为了让自己说的话更可信一些,他还提出了左证:“那个老巫婆专门售卖一些黑魔法物品,大多是从阿尔巴尼亚传过来的。
阿尔巴尼亚一直没有自己的魔法部,到现在还是作为‘飞地’受意大利魔法部的管理。可是监管很不严密,有很多黑巫师聚集。
那个老巫婆每次都是去巴勒莫进货,那是意大利魔法部总部所在的城市,有专门的魔法黑市。
你们说的那个‘马洛’我知道,他是个‘唐’。
他在意大利很有能量,无论在麻瓜之中,还是在巫师里面。
而且据说,他不仅是那个魔法黑市的幕后老板,还是意大利魔法部的‘影子部长’。
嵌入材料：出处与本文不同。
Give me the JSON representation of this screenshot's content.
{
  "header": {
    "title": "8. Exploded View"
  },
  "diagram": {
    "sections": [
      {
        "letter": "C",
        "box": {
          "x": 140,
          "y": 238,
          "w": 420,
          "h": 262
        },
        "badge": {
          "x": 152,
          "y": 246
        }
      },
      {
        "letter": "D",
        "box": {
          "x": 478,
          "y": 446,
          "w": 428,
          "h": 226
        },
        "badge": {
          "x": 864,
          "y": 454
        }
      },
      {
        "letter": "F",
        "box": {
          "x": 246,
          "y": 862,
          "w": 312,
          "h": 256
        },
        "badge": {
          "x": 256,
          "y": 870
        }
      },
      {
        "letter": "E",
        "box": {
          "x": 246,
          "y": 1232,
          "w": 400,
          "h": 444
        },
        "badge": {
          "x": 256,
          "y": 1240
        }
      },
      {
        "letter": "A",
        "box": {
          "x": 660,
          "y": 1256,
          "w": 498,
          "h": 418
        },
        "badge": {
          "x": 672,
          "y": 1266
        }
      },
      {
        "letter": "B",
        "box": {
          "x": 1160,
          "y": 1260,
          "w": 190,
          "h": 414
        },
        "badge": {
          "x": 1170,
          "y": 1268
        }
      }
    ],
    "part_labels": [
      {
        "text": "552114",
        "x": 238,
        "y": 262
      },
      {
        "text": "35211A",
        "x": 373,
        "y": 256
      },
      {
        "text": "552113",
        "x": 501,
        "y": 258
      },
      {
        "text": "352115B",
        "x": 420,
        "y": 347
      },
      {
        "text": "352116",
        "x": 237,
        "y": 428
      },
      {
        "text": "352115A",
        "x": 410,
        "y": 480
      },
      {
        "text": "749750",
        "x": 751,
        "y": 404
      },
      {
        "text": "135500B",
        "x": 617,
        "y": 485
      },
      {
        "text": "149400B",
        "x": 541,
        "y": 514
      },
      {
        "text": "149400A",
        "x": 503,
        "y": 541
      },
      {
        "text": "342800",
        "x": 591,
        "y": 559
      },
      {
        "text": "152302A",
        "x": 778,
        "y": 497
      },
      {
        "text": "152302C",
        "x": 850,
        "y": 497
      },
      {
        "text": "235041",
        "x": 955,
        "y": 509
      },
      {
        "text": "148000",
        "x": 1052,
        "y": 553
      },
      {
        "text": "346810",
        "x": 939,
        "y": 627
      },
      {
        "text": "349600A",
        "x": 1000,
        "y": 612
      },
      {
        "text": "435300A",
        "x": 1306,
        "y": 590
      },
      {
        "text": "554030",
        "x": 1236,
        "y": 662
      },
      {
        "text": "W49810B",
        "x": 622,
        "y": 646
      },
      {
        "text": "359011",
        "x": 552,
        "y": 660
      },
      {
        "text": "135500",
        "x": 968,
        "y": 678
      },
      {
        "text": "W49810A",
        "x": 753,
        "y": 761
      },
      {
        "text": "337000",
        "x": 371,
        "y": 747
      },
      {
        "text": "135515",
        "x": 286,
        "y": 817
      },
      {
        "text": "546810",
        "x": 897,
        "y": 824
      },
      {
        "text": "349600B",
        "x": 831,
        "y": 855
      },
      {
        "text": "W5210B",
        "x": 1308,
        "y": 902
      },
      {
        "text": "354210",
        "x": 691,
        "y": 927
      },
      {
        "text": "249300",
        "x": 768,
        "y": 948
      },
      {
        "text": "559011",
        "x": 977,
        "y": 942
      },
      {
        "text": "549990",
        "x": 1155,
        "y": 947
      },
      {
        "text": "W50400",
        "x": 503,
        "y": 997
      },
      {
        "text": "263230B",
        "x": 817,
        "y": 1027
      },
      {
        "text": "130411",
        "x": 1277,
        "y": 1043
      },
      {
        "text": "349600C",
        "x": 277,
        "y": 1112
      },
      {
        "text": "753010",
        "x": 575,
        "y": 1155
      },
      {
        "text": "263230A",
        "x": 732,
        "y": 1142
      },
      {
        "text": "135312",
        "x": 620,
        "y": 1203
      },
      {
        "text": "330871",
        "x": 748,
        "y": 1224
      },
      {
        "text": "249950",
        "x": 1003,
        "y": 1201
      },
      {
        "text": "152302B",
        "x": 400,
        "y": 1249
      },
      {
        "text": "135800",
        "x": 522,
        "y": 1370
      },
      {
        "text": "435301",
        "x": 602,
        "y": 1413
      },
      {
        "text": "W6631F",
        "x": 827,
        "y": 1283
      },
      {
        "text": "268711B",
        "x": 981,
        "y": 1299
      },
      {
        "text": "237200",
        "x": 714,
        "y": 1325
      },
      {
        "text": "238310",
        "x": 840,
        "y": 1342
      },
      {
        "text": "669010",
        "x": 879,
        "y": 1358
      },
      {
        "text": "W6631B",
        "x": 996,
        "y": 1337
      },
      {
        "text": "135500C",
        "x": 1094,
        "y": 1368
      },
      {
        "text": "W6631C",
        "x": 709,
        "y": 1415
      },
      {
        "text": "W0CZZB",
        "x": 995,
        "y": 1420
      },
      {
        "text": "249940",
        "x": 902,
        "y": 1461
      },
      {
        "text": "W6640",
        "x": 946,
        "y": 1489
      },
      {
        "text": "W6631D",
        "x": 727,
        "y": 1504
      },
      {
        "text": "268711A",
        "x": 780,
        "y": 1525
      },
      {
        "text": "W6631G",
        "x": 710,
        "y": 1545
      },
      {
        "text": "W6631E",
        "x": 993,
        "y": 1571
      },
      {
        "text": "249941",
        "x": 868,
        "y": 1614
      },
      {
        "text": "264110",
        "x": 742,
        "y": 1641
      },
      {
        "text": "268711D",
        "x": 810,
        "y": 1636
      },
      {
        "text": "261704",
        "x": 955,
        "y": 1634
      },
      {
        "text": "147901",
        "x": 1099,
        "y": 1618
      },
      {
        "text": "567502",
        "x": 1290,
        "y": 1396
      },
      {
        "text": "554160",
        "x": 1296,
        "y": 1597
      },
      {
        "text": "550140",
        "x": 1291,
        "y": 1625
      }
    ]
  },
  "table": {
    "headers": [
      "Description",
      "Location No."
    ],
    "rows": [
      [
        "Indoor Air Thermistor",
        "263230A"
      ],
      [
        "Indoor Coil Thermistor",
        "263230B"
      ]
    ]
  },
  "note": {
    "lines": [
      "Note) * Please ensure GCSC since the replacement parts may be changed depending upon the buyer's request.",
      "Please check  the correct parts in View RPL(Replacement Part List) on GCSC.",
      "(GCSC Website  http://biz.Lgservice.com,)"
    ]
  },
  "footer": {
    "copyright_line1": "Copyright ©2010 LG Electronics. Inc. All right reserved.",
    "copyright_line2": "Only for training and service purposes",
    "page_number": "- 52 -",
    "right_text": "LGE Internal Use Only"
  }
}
”
功夫不负苦心人,一番费心费力的解释,让蒙顿格斯避免了一场喝下吐真剂的悲惨遭遇。
紧接着,在他的带领下,一帮加起来总年龄都超过1000岁的老巫师和老女巫,瞬间幻影移形来到了翻倒巷里,在吓跑了很多人之后,成功找到了那个正倚靠着巨怪脚趾呼呼大睡的老巫婆。
靠着魔杖和加隆开路,哪怕是被非常不礼貌吵醒的,可老巫婆最终还是非常礼貌地交出了门钥匙。
她恶狠狠地瞪了蒙顿格斯一眼,仿佛是在说:你丫给我等着!
不过,当门钥匙启动、一群老巫师和老女巫消失不见之后,蒙顿格斯这家伙也随即幻影移形逃离了这个是非之地,只留下一个对着空气破口大骂的老巫婆。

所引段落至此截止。